Dans la cadre de la lutte contre la malnutrition et la consommation de la Chicha, la Commission interministériel de réflexion sur l’utilisation de la Chicha en République de Guinée conduite par le secrétaire général des services spéciaux, de la lutte contre la drogue et les crimes organisés, colonel Moussa Tiegboro Camara, la commission a donc décidé d’interdire l’importation, la commercialisation et la consommation du Marghileh, appelé «Chicha». Une mesure prise ce jeudi, 19 janvier 2017, au terme d’une rencontre.

Le secrétariat général à la présidence chargé des services spéciaux, de la lutte contre la drogue, le crime organisé et l’Office de Répression des Délits Economiques et Financiers. Le secrétaire général, colonel Moussa Thiegboro Camara, était ce jeudi 19 janvier 2017 à son siège traditionnel dans le quartier Coronthie commune de Kaloum.
Cette rencontre présidé par Mohamed Lamine Fofana a regroupé des cadres venus des départements de la justice, de la sécurité, de l’industrie ainsi que celui du service de contrôle de qualité.

Au sortir de la réunion, Dr Mamady Mory Kéita, psychiatre-addictologie au CHU de Donka qui a lu la conclusion de la réunion technique de la commission interministérielle, a instruit la presse sur l’origine de la chicha. Selon lui, c’est en 1605 qu’un médecin d’origine iranienne, en fonction auprès de l’empereur Akbar, dans l’Inde, inventa le dispositif de consommation de la chicha, encore appelée narghileh. Quatre siècles après, cet objet traditionnel est entré brusquement dans la modernité du 3ème millénaire.

A l’en croire, la chicha est composée de 25% de tabac, de la mélasse d’arômes de fruits qui lui donne un côté acidulé et parfumé, qui trompe les fumeurs et qui leur parait anodin pensant que cette agréable sensation ne peut pas provoquer de produits toxiques.

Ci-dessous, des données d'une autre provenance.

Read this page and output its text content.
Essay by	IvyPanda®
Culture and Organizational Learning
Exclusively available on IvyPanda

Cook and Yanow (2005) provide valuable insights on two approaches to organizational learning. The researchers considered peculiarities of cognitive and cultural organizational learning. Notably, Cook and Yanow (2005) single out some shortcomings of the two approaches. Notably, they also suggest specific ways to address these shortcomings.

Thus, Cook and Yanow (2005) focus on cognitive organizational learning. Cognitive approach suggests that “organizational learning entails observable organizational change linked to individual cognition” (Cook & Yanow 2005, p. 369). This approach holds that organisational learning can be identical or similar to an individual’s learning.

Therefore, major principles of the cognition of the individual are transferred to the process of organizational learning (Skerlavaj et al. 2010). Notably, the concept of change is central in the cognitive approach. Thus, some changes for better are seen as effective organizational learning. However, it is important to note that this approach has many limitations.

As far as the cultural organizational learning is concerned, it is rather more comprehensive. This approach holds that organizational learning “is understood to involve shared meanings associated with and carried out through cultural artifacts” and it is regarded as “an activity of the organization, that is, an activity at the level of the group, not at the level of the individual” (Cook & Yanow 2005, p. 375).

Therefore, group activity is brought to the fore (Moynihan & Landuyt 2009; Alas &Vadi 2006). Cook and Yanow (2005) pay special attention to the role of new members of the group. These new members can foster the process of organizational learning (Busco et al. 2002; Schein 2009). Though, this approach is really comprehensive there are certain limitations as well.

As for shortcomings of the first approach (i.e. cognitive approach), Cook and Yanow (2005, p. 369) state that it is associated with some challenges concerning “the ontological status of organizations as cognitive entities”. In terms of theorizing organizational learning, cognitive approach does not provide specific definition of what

S’agissant sur les risques liés à la santé, comme l’augmentation de cancer, de bronchite chronique, de problèmes cardiovasculaires, ont été mis en évidence. Ainsi, les mesures révélées que l’augmentation du monoxyde de carbone expiré à la fin de la chicha équivaut à celle observée lors de la consommation de deux paquets de cigarettes. Un millilitre de fumée de narghileh, c’est-à-dire de chicha, contient un million de microparticules.

Dans le cas particulier de la Guinée, poursuit l’orateur, c’est en 2016 que le secrétariat général à la présidence chargé des services spéciaux, de la lutte contre la drogue et le crime organisé a découvert ce phénomène associé à un cocktail de drogue : huile de cannabis, héroïne, cocaïne, crack… à travers les témoignages de parents de victimes, pour la plupart âgées de moins de 18 ans. Faits confirmés par des services médicaux spécialisés.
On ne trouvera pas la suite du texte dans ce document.